Comunicaba con la cocina, grande, ahumada, donde los huéspedes, cuando los
había, comían con los jornaleros de la casa y con la patrona, que era viuda.
Me
lavé las manos y salí. La vieja estaba asando un pollo en el hogar donde
colgaba la cadena cubierta de hollín.
-¿Tienen
forasteros ahora? -pregunté. Y me respondió con displicencia:
-Tengo
una señora, una inglesa de "cierta edad"; ocupa el otro cuarto.
Conseguí,
pagando veinticinco céntimos de aumento, que me dejaran comer solo en el patio,
los días buenos.
Me
sirvieron el cubierto junto a la puerta y empecé a destrozar con los dientes la
carne flaca del pollo normando, bebiendo sidra clara, comiendo pan duro, pero
excelente.
De
pronto el portillo de madera que daba al camino se abrió y una extraña figura
se dirigió hacia la casa. Era muy delgada, muy alta, envolviéndose de tal modo
en un chal escocés a cuadros rojos, que se la hubiera creído privada de brazos,
al no asomar una larga mano a la altura del muslo, sosteniendo una sombrilla
blanca. Su rostro de momia, rodeado por bucles de cabello gris que oscilaban a
cada paso, se me apareció como un arenque de cuba que se hubiese adornado con
rizos.

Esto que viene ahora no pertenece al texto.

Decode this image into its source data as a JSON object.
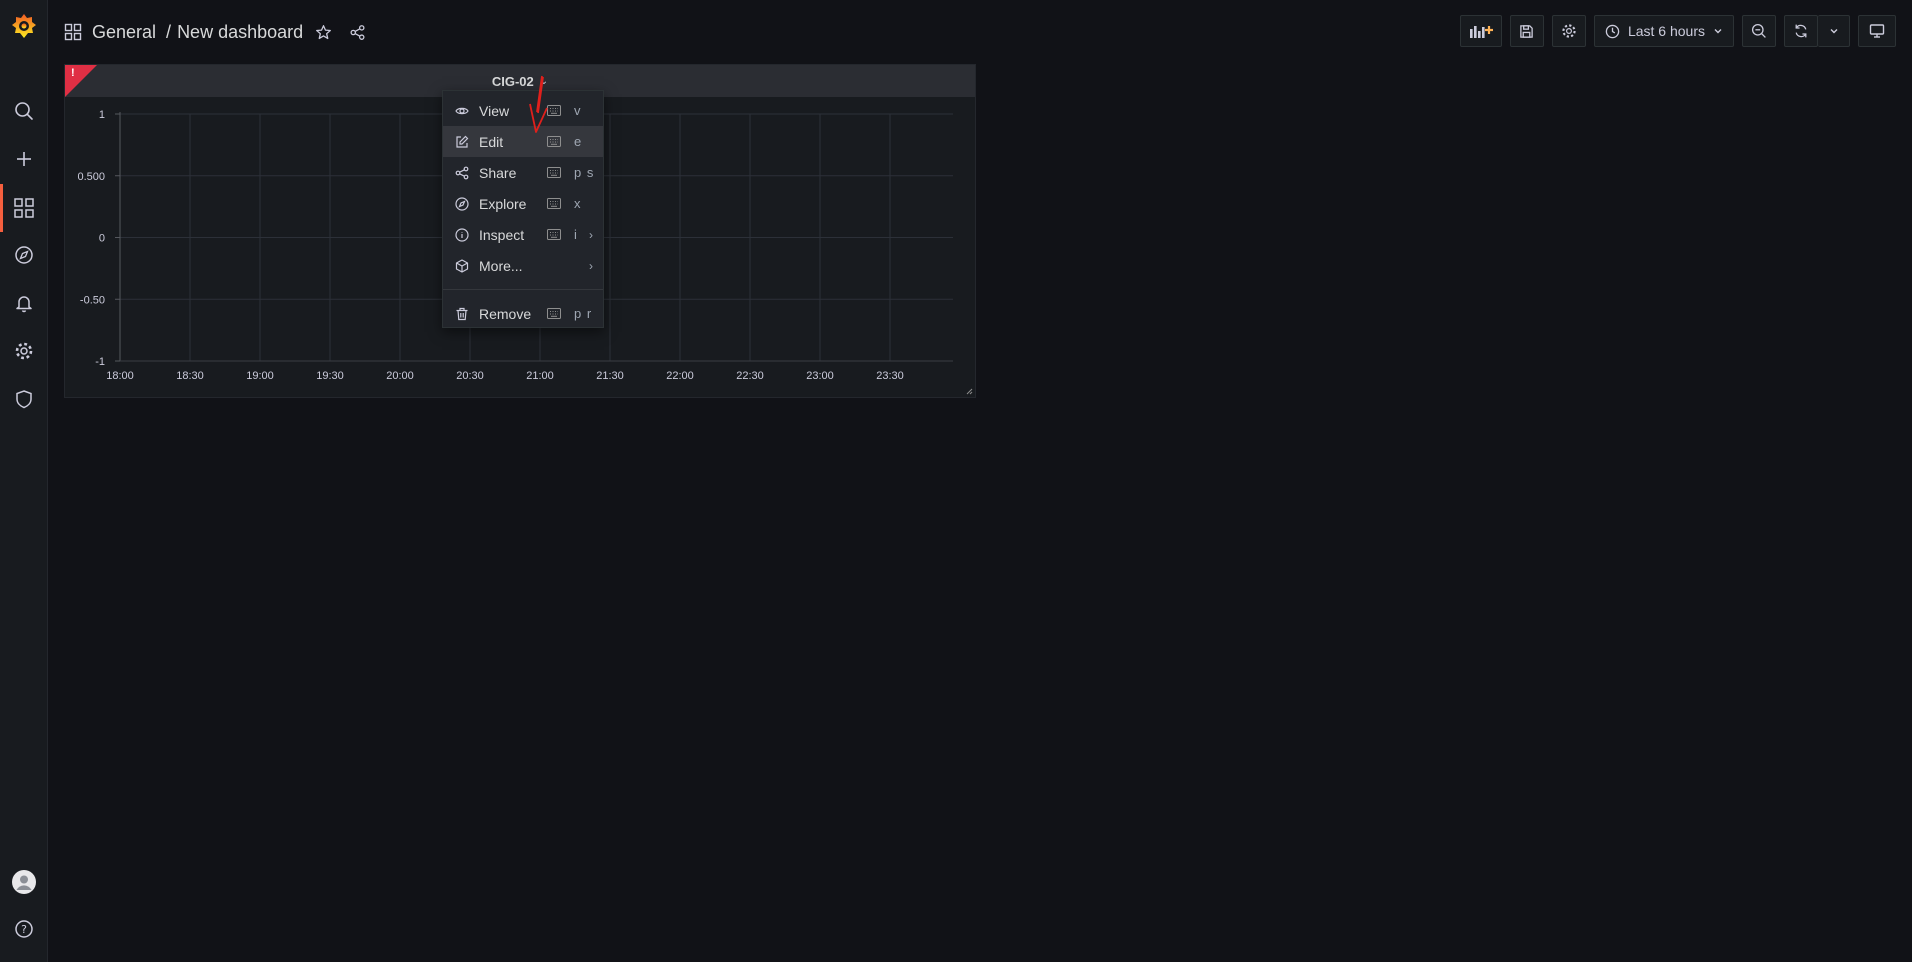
{
  "sidemenu": {
    "items": [
      {
        "icon": "search-icon"
      },
      {
        "icon": "plus-icon"
      },
      {
        "icon": "dashboards-icon"
      },
      {
        "icon": "explore-compass-icon"
      },
      {
        "icon": "alerting-bell-icon"
      },
      {
        "icon": "configuration-gear-icon"
      },
      {
        "icon": "server-admin-shield-icon"
      }
    ],
    "bottom": [
      {
        "icon": "user-avatar-icon"
      },
      {
        "icon": "help-icon"
      }
    ],
    "active_color": "#f55f3e"
  },
  "breadcrumb": {
    "folder": "General",
    "separator": "/",
    "title": "New dashboard"
  },
  "toolbar": {
    "time_range": "Last 6 hours",
    "icons": [
      "add-panel-icon",
      "save-icon",
      "settings-icon",
      "clock-icon",
      "zoom-out-icon",
      "refresh-icon",
      "chevron-down-icon",
      "tv-mode-icon"
    ]
  },
  "panel": {
    "title": "CIG-02",
    "error_mark": "!",
    "error_color": "#e02f44"
  },
  "chart_data": {
    "type": "line",
    "title": "CIG-02",
    "x_ticks": [
      "18:00",
      "18:30",
      "19:00",
      "19:30",
      "20:00",
      "20:30",
      "21:00",
      "21:30",
      "22:00",
      "22:30",
      "23:00",
      "23:30"
    ],
    "y_ticks": [
      "1",
      "0.500",
      "0",
      "-0.50",
      "-1"
    ],
    "ylim": [
      -1,
      1
    ],
    "series": [],
    "grid": true
  },
  "context_menu": {
    "items": [
      {
        "icon": "eye-icon",
        "label": "View",
        "shortcut": "v",
        "submenu": false
      },
      {
        "icon": "edit-icon",
        "label": "Edit",
        "shortcut": "e",
        "submenu": false,
        "highlighted": true
      },
      {
        "icon": "share-icon",
        "label": "Share",
        "shortcut": "p s",
        "submenu": false
      },
      {
        "icon": "compass-icon",
        "label": "Explore",
        "shortcut": "x",
        "submenu": false
      },
      {
        "icon": "info-circle-icon",
        "label": "Inspect",
        "shortcut": "i",
        "submenu": true
      },
      {
        "icon": "cube-icon",
        "label": "More...",
        "shortcut": "",
        "submenu": true
      }
    ],
    "remove": {
      "icon": "trash-icon",
      "label": "Remove",
      "shortcut": "p r"
    },
    "submenu_glyph": "›"
  }
}
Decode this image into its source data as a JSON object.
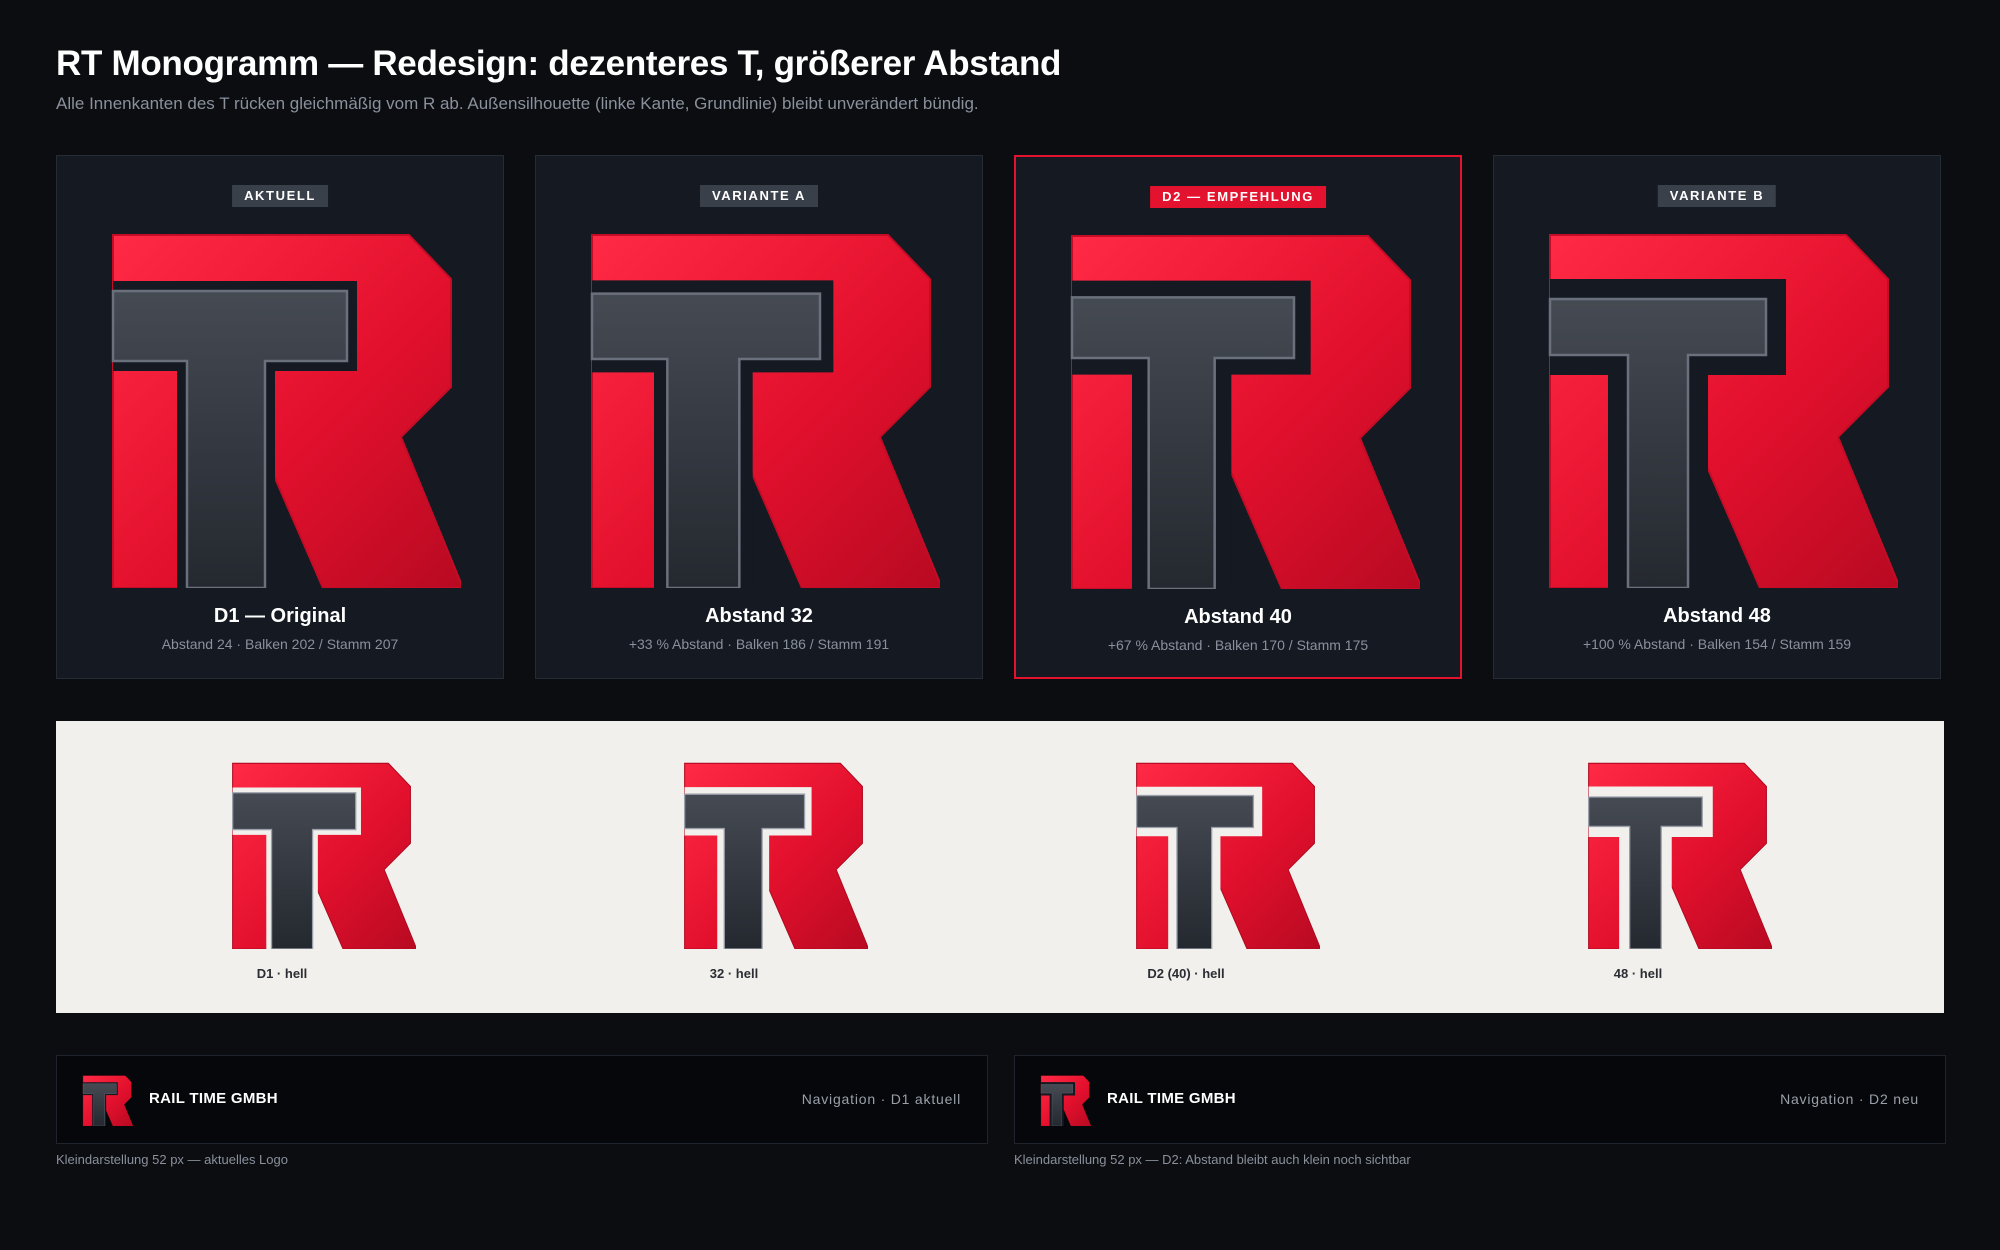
{
  "header": {
    "title": "RT Monogramm — Redesign: dezenteres T, größerer Abstand",
    "subtitle": "Alle Innenkanten des T rücken gleichmäßig vom R ab. Außensilhouette (linke Kante, Grundlinie) bleibt unverändert bündig."
  },
  "colors": {
    "background": "#0b0d11",
    "card_background": "#141922",
    "accent_red": "#e3122e",
    "t_gray": "#3a3f48",
    "light_strip": "#f2f0ec"
  },
  "cards": [
    {
      "badge": "AKTUELL",
      "name": "D1 — Original",
      "meta": "Abstand 24 · Balken 202 / Stamm 207",
      "highlighted": false,
      "gap": 24
    },
    {
      "badge": "VARIANTE A",
      "name": "Abstand 32",
      "meta": "+33 % Abstand · Balken 186 / Stamm 191",
      "highlighted": false,
      "gap": 32
    },
    {
      "badge": "D2 — EMPFEHLUNG",
      "name": "Abstand 40",
      "meta": "+67 % Abstand · Balken 170 / Stamm 175",
      "highlighted": true,
      "gap": 40
    },
    {
      "badge": "VARIANTE B",
      "name": "Abstand 48",
      "meta": "+100 % Abstand · Balken 154 / Stamm 159",
      "highlighted": false,
      "gap": 48
    }
  ],
  "light_row": [
    {
      "label": "D1 · hell",
      "gap": 24
    },
    {
      "label": "32 · hell",
      "gap": 32
    },
    {
      "label": "D2 (40) · hell",
      "gap": 40
    },
    {
      "label": "48 · hell",
      "gap": 48
    }
  ],
  "nav_previews": [
    {
      "brand": "RAIL TIME GMBH",
      "nav_text": "Navigation · D1 aktuell",
      "caption": "Kleindarstellung 52 px — aktuelles Logo",
      "gap": 24
    },
    {
      "brand": "RAIL TIME GMBH",
      "nav_text": "Navigation · D2 neu",
      "caption": "Kleindarstellung 52 px — D2: Abstand bleibt auch klein noch sichtbar",
      "gap": 40
    }
  ]
}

Pasó delante de mí de prisa y bajando los ojos; luego desapareció en el
interior de la casa.
Aquella
singular figura me hizo gracia; era seguramente mi vecina, la inglesa de
"cierta edad" de quien me hablaba la patrona.
No
volví a verla en todo el día. Al siguiente, habiéndome acomodado para pintar en
el fondo del hermoso valle que todos ustedes conocen y que se prolonga hasta
Etrotat, descubrí, levantando los ojos, algo singular, erguido sobre una cresta
del collado; parecía un mástil empavesado. Era ella. Viéndome, desapareció.
Volví
a la casa a medio día y me senté a almorzar en la mesa de la cocina para
entablar amistades con aquella figura original. Pero no contestó a mis
cumplidos, insensible a mis atenciones. Le llené la copa de agua, ofreciéndole
los platos para que se sirviera. Con una suave inclinación de cabeza, casi imperceptible,
y una palabra inglesa pronunciada tan bajo que no la entendí, quedé contestado.
No
volví a ocuparme de ella, pero seguía pensando en ella.
A los
tres días la señora Lecacheur me había contado cuanto sabía de la inglesa.
Se
llamaba miss Harriet. Buscando un oculto caserío para pasar el verano, se había
detenido en Bonouville mes y medio antes que yo, y no parecía dispuesta a
marcharse. No hablaba nunca en la mesa, comía de prisa y leyendo algún libro de
propaganda protestante; regalaba muchos libritos de esos a todo el mundo. Hasta
el señor cura había recibido cuatro por conducto de un muchacho, al cual daba
la inglesa diez céntimos por cada recado. Algunas veces decía a la patrona de
pronto, sin que nada preparase esta declaración: "Amo a Dios sobre todas
las cosas;. lo admiro en todas sus obras, lo adoro en toda la Naturaleza y lo
llevo siempre en mi corazón." Y dicho esto entregaba a la campesina,
sorprendida, un librito de los destinados a convertir al universo.
En el
pueblo no la estimaban. Habiéndola clasificado el maestro de atea, pesaba sobre
la inglesa un desprecio general. El cura, consultado por la señora Lecacheur,
respondía:
-Es
una hereje, pero Dios no quiere la muerte del pecador; y yo la juzgo persona de
una moralidad perfecta.
Estas
palabras "atea", "hereje", cuyo significado preciso no se
conocía en el pueblo, llenaban de dudas las almas sencillas do los campesinos.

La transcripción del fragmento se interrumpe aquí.